- Franco Capuana (photo with 1953 dedication)
- Born: Francesco Giacinto Capuana 29 September 1894 Fano, Italy
- Died: 10 December 1969 (age 75) Naples, Italy
- Occupation: conductor
- Years active: 1930 - 1946
- Relatives: Maria Capuana (sister)

= Franco Capuana =

Italian conductor (1894–1969)

Franco Capuana (29 September 1894 – 10 December 1969) was an Italian conductor.

Born in Fano in the Province of Pesaro and Urbino, he was the younger brother of mezzo-soprano Maria Capuana.
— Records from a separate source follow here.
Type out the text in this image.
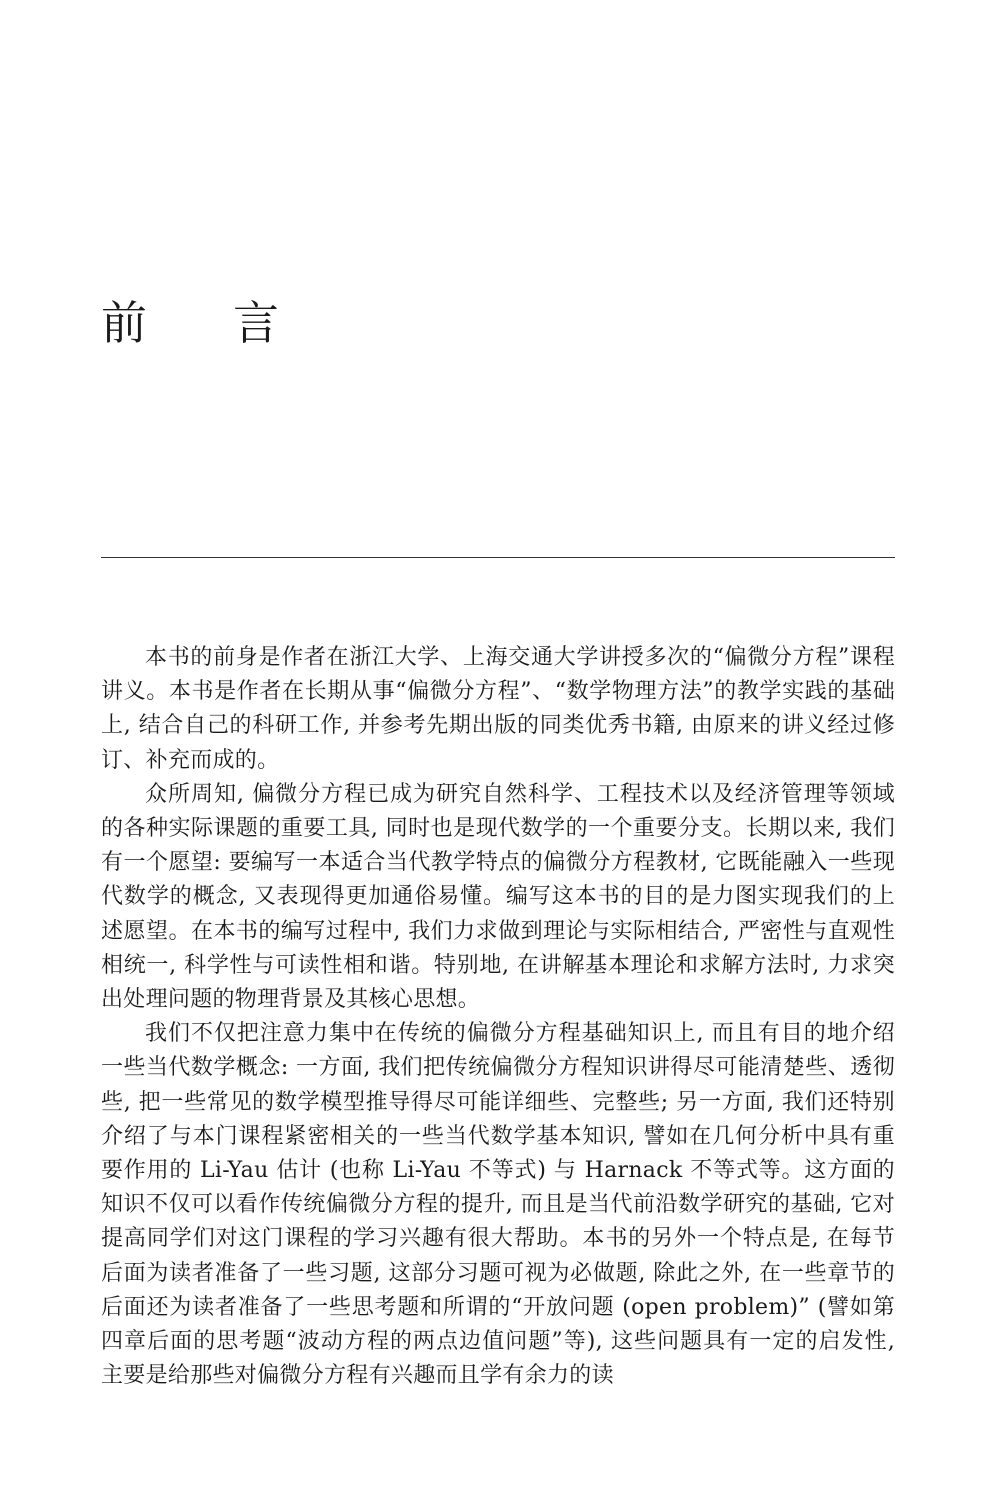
前	言

本书的前身是作者在浙江大学、上海交通大学讲授多次的“偏微分方程”课程讲义。本书是作者在长期从事“偏微分方程”、“数学物理方法”的教学实践的基础上, 结合自己的科研工作, 并参考先期出版的同类优秀书籍, 由原来的讲义经过修订、补充而成的。

众所周知, 偏微分方程已成为研究自然科学、工程技术以及经济管理等领域的各种实际课题的重要工具, 同时也是现代数学的一个重要分支。长期以来, 我们有一个愿望: 要编写一本适合当代教学特点的偏微分方程教材, 它既能融入一些现代数学的概念, 又表现得更加通俗易懂。编写这本书的目的是力图实现我们的上述愿望。在本书的编写过程中, 我们力求做到理论与实际相结合, 严密性与直观性相统一, 科学性与可读性相和谐。特别地, 在讲解基本理论和求解方法时, 力求突出处理问题的物理背景及其核心思想。

我们不仅把注意力集中在传统的偏微分方程基础知识上, 而且有目的地介绍一些当代数学概念: 一方面, 我们把传统偏微分方程知识讲得尽可能清楚些、透彻些, 把一些常见的数学模型推导得尽可能详细些、完整些; 另一方面, 我们还特别介绍了与本门课程紧密相关的一些当代数学基本知识, 譬如在几何分析中具有重要作用的 Li-Yau 估计 (也称 Li-Yau 不等式) 与 Harnack 不等式等。这方面的知识不仅可以看作传统偏微分方程的提升, 而且是当代前沿数学研究的基础, 它对提高同学们对这门课程的学习兴趣有很大帮助。本书的另外一个特点是, 在每节后面为读者准备了一些习题, 这部分习题可视为必做题, 除此之外, 在一些章节的后面还为读者准备了一些思考题和所谓的“开放问题 (open problem)” (譬如第四章后面的思考题“波动方程的两点边值问题”等), 这些问题具有一定的启发性, 主要是给那些对偏微分方程有兴趣而且学有余力的读
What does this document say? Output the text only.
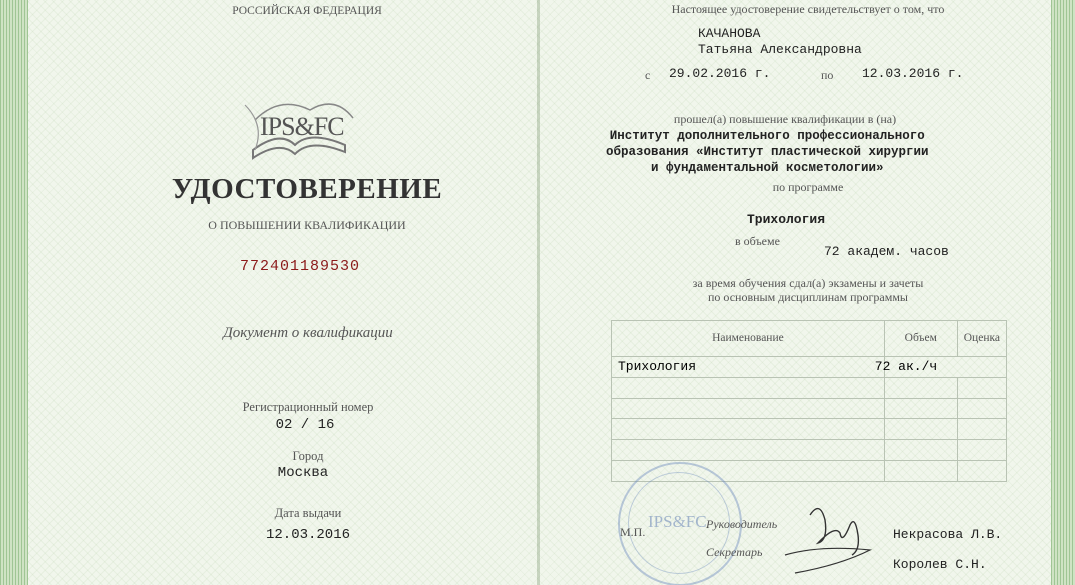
РОССИЙСКАЯ ФЕДЕРАЦИЯ
IPS&FC
УДОСТОВЕРЕНИЕ
О ПОВЫШЕНИИ КВАЛИФИКАЦИИ
772401189530
Документ о квалификации
Регистрационный номер
02 / 16
Город
Москва
Дата выдачи
12.03.2016
Настоящее удостоверение свидетельствует о том, что
КАЧАНОВА
Татьяна Александровна
с 29.02.2016 г.	по 12.03.2016 г.
прошел(а) повышение квалификации в (на)
Институт дополнительного профессионального
образования «Институт пластической хирургии
и фундаментальной косметологии»
по программе
Трихология
в объеме
72 академ. часов
за время обучения сдал(а) экзамены и зачеты
по основным дисциплинам программы
Наименование	Объем	Оценка
Трихология	72 ак./ч	

IPS&FC
М.П.
Руководитель
Секретарь
Некрасова Л.В.
Королев С.Н.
He became associated with the Teatro di San Carlo in 1930 and La Scala in 1937. In 1940 he conducted the premiere of Ghedini's opera La pulce d'oro at the Teatro Carlo Felice. He visited the Royal Opera House in 1946, becoming the first guest conductor of the newly formed Royal Opera, London.

He died at the age of 75 on the conductor's podium in the middle of leading a performance of Rossini's Mosè in Egitto at the Teatro di San Carlo in Naples.

==Notable recordings==
- Vincenzo Bellini - La sonnambula - Lina Pagliughi, Ferruccio Tagliavini, Cesare Siepi, Anna Maria Anelli, Wanda Ruggeri - Coro & Orchestra della RAI Torino (Warner-Fonit, 1952)
- Giuseppe Verdi - Otello - Carlos Guichandut, Cesy Broggini, Giuseppe Taddei - Coro & Orchestra della RAI Torino (Warner-Fonit, 1955)
- Giacomo Puccini - La fanciulla del West - Renata Tebaldi, Mario del Monaco, Cornell MacNeil, Piero de Palma, Giorgio Tozzi - Coro & Orchestra dell'Accademia di Santa Cecilia (Decca, 1958)
- Francesco Cilea - Adriana Lecouvreur - Renata Tebaldi, Mario Del Monaco, Giulietta Simionato, Giulio Fioravanti - Coro & Orchestra dell'Accademia di Santa Cecilia (Decca, 1961)
- Giuseppe Verdi - Aida, Arena di Verona 9 Agosoto 1966; Leyla Gencer (soprano), Carlo Bergonzi (tenor), Fiorenza Cossotto (mezzo), Anselmo Colzani (baritone).